Software application developers generally conduct extensive testing of their products to ensure that they work as desired. The products often need to be tested using various operating systems and various hardware components, often located at various physical or geographical sites.
As the computer field continues to grow at a rapid pace, the need to test application performance also continues to grow. Applications are continually being developed, and the ability to test these new applications greatly facilitates the process of application development. Thus, the application testing field has grown and continues to grow to keep up with the rapid expansion of the software field.
Typically, the software product development process (performed by a “programmer”) is a separate process from the software product testing process (performed by a “tester”). A programmer will often have a good understanding of how a software product will behave under everyday processing conditions; however, the programmer may not have completely considered how the software product will behave under rare or unexpected conditions. Often this can be the cause of errors within the software product. Additionally, most software products are developed by keyboarding characters into a computer; thus, the possibility of typographical errors always exists, and such errors may be randomly distributed throughout the software product. As a result, an error may be located in an obscure logical path, and thus be difficult to find.
As a result of the potential for errors during the development of a software product, in-depth testing is necessary to identify all such errors. The testing process usually consists of having a tester design a test to supply predetermined variable inputs to the program and collect the resulting output. This output is then analyzed by comparing it to the desired or expected output for a particular set of input variables.
A tester designing a test for a particular application typically first ascertains the specifications of the software product being tested. These specifications are a basic “blueprint” used by the programmer when designing the product, and by providing them to the tester, the tester can better understand how the product is intended to function. From the product specifications, the tester creates a number of “assertions.” An assertion is a determination of how the product will behave when it is performing properly in a given situation or in response to a given set of input values.
For each assertion, the tester then develops a set of software “test cases.” Test cases are scenarios which provide various situations to the product, as described in more detail below. The goal of the test cases is to verify the assertions. Test cases can be short operations which verify one particular function, or they can be longer operations which verify entire processes. For example, an assertion could be made regarding how the program will respond when the installation function is executed within a given operating system or platform. Thus, an entire installation procedure might comprise a single test case. Various test cases are created by the tester in an effort to fully test all aspects of the product.
If every assertion for a given product operating in a particular operating system is verified by using a test case, the product is deemed to be fully tested. Typically, a large number of test cases are required to be developed to test the product in conjunction with various combinations of software and hardware platforms.
Often the tester is provided with little information regarding the structure and design of the code comprising the software product. The product is tested by applying test cases, observing the output of the software product, and comparing the output to the expected result. This type of testing is referred to as “black box” testing. These tests are often conducted manually, and require the tester to carefully record the sequence of test case inputs and the output results from the product.

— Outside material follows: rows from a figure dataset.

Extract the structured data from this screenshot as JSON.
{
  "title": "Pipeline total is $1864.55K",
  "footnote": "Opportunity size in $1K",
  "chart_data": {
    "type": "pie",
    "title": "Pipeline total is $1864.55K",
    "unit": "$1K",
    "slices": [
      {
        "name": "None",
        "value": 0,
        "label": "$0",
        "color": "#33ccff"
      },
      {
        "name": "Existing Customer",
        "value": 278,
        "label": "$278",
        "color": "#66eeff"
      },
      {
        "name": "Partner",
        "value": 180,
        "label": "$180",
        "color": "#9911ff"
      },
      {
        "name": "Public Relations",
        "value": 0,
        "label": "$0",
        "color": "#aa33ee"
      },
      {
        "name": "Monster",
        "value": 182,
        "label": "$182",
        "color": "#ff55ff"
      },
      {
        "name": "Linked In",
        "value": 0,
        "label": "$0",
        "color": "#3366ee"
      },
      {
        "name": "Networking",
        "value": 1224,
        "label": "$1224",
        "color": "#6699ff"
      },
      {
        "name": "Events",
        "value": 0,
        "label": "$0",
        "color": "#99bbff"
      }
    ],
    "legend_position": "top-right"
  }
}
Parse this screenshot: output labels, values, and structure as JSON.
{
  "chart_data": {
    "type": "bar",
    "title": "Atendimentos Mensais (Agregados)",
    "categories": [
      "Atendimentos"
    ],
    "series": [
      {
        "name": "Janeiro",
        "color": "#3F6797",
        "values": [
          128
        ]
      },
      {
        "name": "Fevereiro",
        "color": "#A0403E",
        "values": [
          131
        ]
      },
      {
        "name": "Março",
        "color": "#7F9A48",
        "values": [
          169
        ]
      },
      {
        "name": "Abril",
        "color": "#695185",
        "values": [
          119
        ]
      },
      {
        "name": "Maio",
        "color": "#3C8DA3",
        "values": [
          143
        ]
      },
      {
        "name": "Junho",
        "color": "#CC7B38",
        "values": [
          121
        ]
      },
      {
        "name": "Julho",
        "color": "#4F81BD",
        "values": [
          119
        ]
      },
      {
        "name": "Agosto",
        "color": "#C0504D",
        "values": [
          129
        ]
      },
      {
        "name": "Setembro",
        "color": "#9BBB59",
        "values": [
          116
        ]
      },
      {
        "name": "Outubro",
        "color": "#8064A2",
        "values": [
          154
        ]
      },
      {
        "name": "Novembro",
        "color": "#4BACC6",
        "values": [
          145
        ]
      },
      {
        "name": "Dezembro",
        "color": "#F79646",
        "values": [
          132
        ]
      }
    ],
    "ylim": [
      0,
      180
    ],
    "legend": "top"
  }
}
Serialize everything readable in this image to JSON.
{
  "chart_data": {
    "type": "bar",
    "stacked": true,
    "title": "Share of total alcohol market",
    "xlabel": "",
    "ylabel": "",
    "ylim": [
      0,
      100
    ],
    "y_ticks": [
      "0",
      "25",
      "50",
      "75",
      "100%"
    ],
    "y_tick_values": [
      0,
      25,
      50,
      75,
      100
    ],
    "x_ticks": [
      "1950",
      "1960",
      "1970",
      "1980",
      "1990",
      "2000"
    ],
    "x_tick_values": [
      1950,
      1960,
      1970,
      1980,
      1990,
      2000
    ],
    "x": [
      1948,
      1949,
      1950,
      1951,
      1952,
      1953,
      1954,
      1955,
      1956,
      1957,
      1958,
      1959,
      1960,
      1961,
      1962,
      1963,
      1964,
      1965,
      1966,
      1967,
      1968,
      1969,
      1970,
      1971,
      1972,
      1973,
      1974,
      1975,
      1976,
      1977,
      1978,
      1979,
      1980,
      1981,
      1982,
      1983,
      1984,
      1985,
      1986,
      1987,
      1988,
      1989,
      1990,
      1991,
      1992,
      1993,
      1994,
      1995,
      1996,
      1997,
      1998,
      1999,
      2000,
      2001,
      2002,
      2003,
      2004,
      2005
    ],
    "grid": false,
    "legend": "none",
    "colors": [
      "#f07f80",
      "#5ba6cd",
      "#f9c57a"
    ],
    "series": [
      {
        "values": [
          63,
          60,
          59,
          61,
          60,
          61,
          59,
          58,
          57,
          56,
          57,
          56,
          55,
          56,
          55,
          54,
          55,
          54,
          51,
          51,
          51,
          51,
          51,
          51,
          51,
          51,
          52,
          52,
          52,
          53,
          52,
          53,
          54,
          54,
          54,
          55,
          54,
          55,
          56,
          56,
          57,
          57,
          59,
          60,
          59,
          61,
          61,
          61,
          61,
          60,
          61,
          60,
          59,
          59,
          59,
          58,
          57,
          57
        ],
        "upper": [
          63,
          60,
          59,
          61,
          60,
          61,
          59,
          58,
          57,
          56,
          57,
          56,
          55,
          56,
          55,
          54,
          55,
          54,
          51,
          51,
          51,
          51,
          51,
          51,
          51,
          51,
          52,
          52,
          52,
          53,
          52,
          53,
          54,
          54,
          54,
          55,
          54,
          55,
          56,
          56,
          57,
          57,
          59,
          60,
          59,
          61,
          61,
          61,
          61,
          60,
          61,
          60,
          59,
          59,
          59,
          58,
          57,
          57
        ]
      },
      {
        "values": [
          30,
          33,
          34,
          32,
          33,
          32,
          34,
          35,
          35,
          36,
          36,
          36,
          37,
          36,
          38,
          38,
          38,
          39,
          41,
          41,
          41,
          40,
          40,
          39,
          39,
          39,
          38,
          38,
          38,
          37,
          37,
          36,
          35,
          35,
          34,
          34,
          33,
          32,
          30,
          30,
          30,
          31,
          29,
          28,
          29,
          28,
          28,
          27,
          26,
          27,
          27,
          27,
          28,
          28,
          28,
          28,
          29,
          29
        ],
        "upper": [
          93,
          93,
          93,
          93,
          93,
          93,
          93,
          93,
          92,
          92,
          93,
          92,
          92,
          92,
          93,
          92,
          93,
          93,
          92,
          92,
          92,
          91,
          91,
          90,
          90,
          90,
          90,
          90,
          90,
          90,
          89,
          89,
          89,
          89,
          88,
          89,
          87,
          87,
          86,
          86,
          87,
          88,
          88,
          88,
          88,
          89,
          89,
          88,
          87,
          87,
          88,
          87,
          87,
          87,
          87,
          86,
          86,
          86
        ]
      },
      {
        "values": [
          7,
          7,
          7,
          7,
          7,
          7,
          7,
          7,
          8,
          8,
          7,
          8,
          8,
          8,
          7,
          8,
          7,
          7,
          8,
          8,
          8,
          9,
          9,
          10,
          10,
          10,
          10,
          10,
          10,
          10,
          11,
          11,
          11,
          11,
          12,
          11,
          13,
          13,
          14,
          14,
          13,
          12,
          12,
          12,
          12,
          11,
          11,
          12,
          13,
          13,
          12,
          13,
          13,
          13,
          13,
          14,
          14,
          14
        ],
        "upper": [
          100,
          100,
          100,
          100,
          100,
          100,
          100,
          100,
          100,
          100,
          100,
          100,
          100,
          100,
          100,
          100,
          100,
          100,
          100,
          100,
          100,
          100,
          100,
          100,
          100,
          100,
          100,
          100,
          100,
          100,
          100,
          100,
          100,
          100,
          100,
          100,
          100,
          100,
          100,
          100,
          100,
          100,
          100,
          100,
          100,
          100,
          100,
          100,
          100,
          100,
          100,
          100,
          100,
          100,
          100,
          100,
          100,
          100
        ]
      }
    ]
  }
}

Separate test cases are typically developed for every product and every platform in which the product could be used. Many scenarios for which test cases are developed are appropriate tests for all products and all platforms. For example, a test case simulating the software installation process is a test case which is desired for virtually every product. In addition, a separate test case to test the installation process for each platform in which the product operates (e.g., windows, MS-DOS, UNIX, etc.) is also appropriate.
In an effort to automate the testing process, scripting and macro languages are often used to conduct the testing process. A script tool or macro tool allows some degree of automation in the test sequence, and aids in reproducing test cases. Examples of such tools are “.BAT” files in the MS-DOS environment and “shell scripts” in the UNIX environment. However, while these tools have aided in the automation of the testing input, collection and analysis of the test results remains largely a manual process.
An additional problem with using scripting/macro tools in testing is that the tool itself and the test cases being processed using the tool must be configured to each computing environment in which the software product is to be tested. For example, a particular operation in a Microsoft Windows® environment may be tested by simulating an “OPEN” menu operation, while a similar function may require an “OK” menu operation in an Apple Macintosh® environment. The test scripts must be changed to test the same function of an application operating in two different platforms.
The goal of “black box” testing is to exercise all logical possibilities for a given product and assure that the product works as desired in every case, and often for several different platforms. However, in general, it is difficult to exhaustively test a computer program. The number of possibilities that need to be tested can be extensive, and complete exhaustive testing can take more time than is practicable.
The need for the development of a large number of specific test cases has made the testing of software products very time consuming and costly. As a result, a need exists for an automated test system that has the ability to apply test cases to a large number of products operating in a variety of platforms. Furthermore, it is desired to have a test system that can automatically collect, store and analyze the results and provide the test engineer with appropriate, meaningful feedback on the performance of the product.